Да уж, не красавица. Разве что большие круглые глаза пепельно-серого оттенка хороши — разумеется, по европейским меркам. В Японии, например, их бы обозвали кошачьими. Кроме любопытства я прочёл в них застарелое, ставшее привычным страдание и тревогу. Такое не часто обнаружишь во взгляде молодой девицы. Хотя, конечно, я не могу считаться авторитетом в этом вопросе, поскольку прекрасный, он же слабый пол мне мало знаком. На море женщин не бывает, а тех, кого встретишь в порту, прекрасными и тем более слабыми назвать трудно.
— Лети! И принеси мне удачу, — сказала незнакомка по-немецки, верней по-швабски (на «Святом Луке» одно время половина команды была из южной Германии, и я хорошо знаю этот мелодичный, мягкий диалект).
Она подбросила меня в воздух и махнула рукой.
— Гляди, больше не попадайся!
Как же я был смущён и тронут уроком, который преподал мне мир!

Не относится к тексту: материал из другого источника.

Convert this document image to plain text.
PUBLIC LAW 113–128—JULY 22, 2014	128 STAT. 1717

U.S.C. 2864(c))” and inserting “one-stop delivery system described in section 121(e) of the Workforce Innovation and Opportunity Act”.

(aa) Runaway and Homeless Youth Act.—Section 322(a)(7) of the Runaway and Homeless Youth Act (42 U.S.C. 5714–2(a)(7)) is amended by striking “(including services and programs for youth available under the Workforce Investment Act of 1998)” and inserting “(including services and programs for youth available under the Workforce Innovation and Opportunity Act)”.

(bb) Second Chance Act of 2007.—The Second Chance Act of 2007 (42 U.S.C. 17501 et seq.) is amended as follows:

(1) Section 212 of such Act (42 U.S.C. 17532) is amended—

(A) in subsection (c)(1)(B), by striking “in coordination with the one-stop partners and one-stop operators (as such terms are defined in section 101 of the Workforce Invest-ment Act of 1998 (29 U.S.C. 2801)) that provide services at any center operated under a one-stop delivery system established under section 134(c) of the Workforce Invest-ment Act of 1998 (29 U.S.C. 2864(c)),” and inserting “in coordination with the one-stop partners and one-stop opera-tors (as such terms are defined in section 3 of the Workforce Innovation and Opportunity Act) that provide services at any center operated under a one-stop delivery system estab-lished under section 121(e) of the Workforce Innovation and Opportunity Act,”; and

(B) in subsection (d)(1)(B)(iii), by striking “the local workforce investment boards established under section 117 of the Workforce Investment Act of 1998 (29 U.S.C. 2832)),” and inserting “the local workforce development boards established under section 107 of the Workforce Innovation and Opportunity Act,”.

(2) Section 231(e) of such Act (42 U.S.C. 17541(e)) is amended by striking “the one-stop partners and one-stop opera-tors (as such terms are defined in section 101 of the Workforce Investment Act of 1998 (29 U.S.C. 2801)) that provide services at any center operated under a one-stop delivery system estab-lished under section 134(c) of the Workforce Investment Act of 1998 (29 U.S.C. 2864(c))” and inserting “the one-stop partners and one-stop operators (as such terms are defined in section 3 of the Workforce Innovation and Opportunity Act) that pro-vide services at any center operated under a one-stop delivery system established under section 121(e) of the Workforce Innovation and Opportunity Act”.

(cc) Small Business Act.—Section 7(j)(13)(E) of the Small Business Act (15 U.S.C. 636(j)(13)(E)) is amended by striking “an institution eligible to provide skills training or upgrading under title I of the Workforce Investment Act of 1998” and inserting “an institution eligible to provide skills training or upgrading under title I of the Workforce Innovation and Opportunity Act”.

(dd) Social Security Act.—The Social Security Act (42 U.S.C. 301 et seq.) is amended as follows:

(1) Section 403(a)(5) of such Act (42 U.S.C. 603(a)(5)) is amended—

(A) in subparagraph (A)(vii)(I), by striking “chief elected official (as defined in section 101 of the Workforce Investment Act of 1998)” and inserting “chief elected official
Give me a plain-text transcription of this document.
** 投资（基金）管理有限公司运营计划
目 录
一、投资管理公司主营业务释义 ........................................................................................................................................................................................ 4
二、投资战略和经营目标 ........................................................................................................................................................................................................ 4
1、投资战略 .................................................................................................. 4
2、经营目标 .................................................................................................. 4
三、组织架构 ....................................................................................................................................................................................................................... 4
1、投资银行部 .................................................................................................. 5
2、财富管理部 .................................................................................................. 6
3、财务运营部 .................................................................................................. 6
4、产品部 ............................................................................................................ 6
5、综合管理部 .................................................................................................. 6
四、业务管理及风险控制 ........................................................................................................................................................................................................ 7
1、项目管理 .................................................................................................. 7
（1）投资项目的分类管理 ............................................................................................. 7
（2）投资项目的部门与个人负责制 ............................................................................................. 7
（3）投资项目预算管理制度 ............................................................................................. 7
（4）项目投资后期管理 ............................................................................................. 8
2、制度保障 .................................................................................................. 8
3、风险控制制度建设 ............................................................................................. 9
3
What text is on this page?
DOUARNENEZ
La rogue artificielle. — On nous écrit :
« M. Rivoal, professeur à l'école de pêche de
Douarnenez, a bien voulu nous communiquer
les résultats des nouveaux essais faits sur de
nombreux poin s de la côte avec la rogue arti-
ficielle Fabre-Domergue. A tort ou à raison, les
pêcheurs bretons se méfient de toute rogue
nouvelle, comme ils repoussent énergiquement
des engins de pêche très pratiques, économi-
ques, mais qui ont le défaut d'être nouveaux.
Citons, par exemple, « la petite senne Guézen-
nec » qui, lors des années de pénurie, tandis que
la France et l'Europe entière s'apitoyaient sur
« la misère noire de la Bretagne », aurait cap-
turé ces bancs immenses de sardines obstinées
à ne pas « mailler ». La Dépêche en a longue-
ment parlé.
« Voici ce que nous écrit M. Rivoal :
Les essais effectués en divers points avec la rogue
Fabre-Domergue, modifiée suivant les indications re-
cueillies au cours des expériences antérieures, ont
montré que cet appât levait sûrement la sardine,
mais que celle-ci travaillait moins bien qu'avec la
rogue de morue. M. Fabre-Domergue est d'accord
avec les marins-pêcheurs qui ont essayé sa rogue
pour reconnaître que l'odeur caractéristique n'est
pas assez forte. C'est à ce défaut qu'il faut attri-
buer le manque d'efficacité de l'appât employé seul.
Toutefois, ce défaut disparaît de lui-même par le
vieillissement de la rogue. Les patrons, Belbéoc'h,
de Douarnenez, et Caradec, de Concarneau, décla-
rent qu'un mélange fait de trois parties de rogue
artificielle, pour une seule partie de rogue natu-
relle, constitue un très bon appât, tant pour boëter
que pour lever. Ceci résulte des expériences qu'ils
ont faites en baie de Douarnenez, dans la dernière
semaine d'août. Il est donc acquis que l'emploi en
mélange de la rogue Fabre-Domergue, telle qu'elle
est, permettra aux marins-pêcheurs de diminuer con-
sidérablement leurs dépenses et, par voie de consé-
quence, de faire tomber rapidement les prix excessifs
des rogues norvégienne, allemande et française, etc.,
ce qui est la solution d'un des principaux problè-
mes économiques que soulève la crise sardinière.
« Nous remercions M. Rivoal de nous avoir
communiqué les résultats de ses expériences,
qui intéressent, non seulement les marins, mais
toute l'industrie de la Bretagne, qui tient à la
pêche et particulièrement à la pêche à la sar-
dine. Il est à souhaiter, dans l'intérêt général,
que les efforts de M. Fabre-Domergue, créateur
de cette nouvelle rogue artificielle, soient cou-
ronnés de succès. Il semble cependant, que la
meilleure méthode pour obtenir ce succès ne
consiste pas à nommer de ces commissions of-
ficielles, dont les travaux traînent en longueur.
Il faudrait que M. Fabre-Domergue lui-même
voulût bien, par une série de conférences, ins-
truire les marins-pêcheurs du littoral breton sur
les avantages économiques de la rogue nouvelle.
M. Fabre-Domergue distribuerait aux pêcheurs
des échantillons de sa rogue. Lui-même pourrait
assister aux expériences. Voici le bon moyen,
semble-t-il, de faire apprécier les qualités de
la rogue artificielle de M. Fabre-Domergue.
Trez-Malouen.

А ведь я только что был готов его проклясть.
Вот этот урок: да, вокруг много беспричинного зла, но есть и беспричинное добро — самое милое, что только бывает на свете. Это когда что-нибудь хорошее делают не намеренно и безо всякой помпы — просто так, не ожидая от сего никаких выгод. Пусть даже барышня в шёлковом платье спасла меня из суеверия. Допустим, ей нужна удача в каком-то деле — неважно! Если добро глупое, от этого оно только выигрывает в моих глазах.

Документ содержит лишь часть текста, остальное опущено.